Une étude américaine remet en cause les chiffres de Climate TRACE, une base de données mondiale très utilisée pour mesurer les émissions de CO2. Selon ses auteurs, l'outil basé sur l'IA et fondé entre autres par Al Gore sous-estime de 70 % les émissions des voitures dans 260 villes américaines. Un problème qui pourrait peser sur les politiques climatiques bien au-delà des États-Unis.
Climate TRACE, c'est quoi au juste ?
Climate TRACE est une plateforme lancée en 2019 et co-fondée par l'ancien vice-président américain Al Gore. Sa promesse : utiliser l'intelligence artificielle, les images satellite et le machine learning pour mesurer les émissions de CO2 partout dans le monde, sans dépendre des déclarations des États ou des entreprises. Une cinquantaine d'organisations participent au projet, des ONG aux labos de la NASA. Ses données sont aujourd'hui consultées par l'ONU, par des gouvernements, par des villes et par les organisateurs des COP pour suivre la pollution mondiale. En clair, c'est devenu une sorte d'étalon indépendant pour comparer les pays entre eux.

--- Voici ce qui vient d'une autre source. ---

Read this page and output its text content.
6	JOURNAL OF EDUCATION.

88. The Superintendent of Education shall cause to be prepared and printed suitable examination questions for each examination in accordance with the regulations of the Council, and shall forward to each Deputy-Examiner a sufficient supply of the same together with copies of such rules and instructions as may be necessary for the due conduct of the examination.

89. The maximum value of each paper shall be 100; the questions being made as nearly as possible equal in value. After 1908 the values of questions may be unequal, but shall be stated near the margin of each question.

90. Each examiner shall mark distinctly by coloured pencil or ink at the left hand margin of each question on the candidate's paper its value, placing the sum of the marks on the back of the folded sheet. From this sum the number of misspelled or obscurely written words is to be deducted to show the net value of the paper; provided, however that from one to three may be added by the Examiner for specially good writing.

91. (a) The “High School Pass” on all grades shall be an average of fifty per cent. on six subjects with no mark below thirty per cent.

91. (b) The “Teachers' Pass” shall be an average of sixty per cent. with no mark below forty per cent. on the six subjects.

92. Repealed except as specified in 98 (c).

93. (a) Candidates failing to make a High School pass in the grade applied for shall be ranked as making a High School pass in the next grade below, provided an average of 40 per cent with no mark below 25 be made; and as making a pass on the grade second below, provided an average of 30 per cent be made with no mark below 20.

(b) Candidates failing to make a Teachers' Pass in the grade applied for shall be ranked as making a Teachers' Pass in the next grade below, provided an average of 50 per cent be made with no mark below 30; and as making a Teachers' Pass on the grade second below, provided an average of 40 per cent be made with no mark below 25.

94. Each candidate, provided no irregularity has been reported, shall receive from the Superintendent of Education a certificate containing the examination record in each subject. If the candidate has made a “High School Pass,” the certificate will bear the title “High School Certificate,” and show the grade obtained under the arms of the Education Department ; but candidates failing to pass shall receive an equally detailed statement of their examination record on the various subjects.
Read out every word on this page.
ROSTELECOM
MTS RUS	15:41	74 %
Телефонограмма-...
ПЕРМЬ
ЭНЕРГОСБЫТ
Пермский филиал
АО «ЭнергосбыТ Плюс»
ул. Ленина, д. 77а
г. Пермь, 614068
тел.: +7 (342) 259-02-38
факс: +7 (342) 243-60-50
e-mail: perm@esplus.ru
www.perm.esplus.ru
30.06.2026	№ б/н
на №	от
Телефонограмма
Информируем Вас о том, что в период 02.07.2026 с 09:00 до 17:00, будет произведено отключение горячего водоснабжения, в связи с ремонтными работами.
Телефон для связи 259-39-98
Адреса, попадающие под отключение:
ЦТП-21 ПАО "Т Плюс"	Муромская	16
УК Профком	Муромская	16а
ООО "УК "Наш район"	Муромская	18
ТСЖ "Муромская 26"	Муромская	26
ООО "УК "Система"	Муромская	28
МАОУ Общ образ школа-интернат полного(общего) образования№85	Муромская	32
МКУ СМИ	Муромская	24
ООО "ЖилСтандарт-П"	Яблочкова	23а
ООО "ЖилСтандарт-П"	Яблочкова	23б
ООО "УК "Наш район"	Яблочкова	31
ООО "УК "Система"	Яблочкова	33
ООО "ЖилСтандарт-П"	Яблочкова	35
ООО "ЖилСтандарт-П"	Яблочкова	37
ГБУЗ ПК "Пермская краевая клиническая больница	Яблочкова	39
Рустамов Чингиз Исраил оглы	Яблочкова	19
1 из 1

Une étude qui pointe un écart énorme
Sauf que Kevin Gurney, professeur à la Northern Arizona University et auteur principal pour le GIEC, a publié dans Environmental Research Letters une analyse qui remet un peu tout en question. Son équipe a comparé les chiffres de Climate TRACE avec ceux du projet Vulcan, un autre inventaire d'émissions américain calibré sur les données réelles de trafic, de carburant et de comptage routier. Verdict : sur 260 villes américaines en 2021, Climate TRACE sous-estime de 70,4 % en moyenne les émissions des voitures et camions. Indianapolis et Nashville affichent même des écarts de plus de 90 %. La cause ? Un modèle d'IA mal calibré, qui se trompe sur la consommation moyenne des véhicules (20,9 miles par gallon contre 27,2 selon Vulcan) et sur la répartition réelle du parc automobile entre voitures, SUV et utilitaires.
Un problème qui dépasse largement les États-Unis
Pourquoi ça concerne la France et le reste du monde ? Parce que Climate TRACE sert de référence mondiale pour comparer les pays entre eux, alimenter les négociations climatiques et parfois orienter les politiques locales. Si l'outil se trompe à ce point aux États-Unis, il y a peu de chances qu'il soit parfait ailleurs. En pratique, des villes européennes ou des collectivités françaises peuvent s'appuyer sur ces chiffres pour calibrer leurs zones à faibles émissions, justifier des restrictions de circulation ou bâtir leurs objectifs de réduction. Et au niveau international, des écarts pareils pèsent sur la crédibilité même de l'Accord de Paris. De son côté, Climate TRACE conteste l'étude et affirme que ses totaux nationaux collent à l'inventaire officiel américain remis à l'ONU, avec une marge d'erreur revendiquée de seulement 1,4 %.
On en dit quoi ?
C'est fou quand même de voir une plateforme vendue comme la grande référence indépendante du climat se faire épingler pour sous-estimation massive. Surtout quand on nous vend l'IA un peu partout comme la solution miracle pour mesurer la pollution. Le problème, c'est que ces chiffres ne restent pas dans des labos : ils servent à des maires qui veulent réduire le trafic, à des États qui négocient leurs quotas de CO2 et à des journalistes qui font des classements. Si la base est faussée de 70 %, toute la chaîne de décision derrière l'est aussi.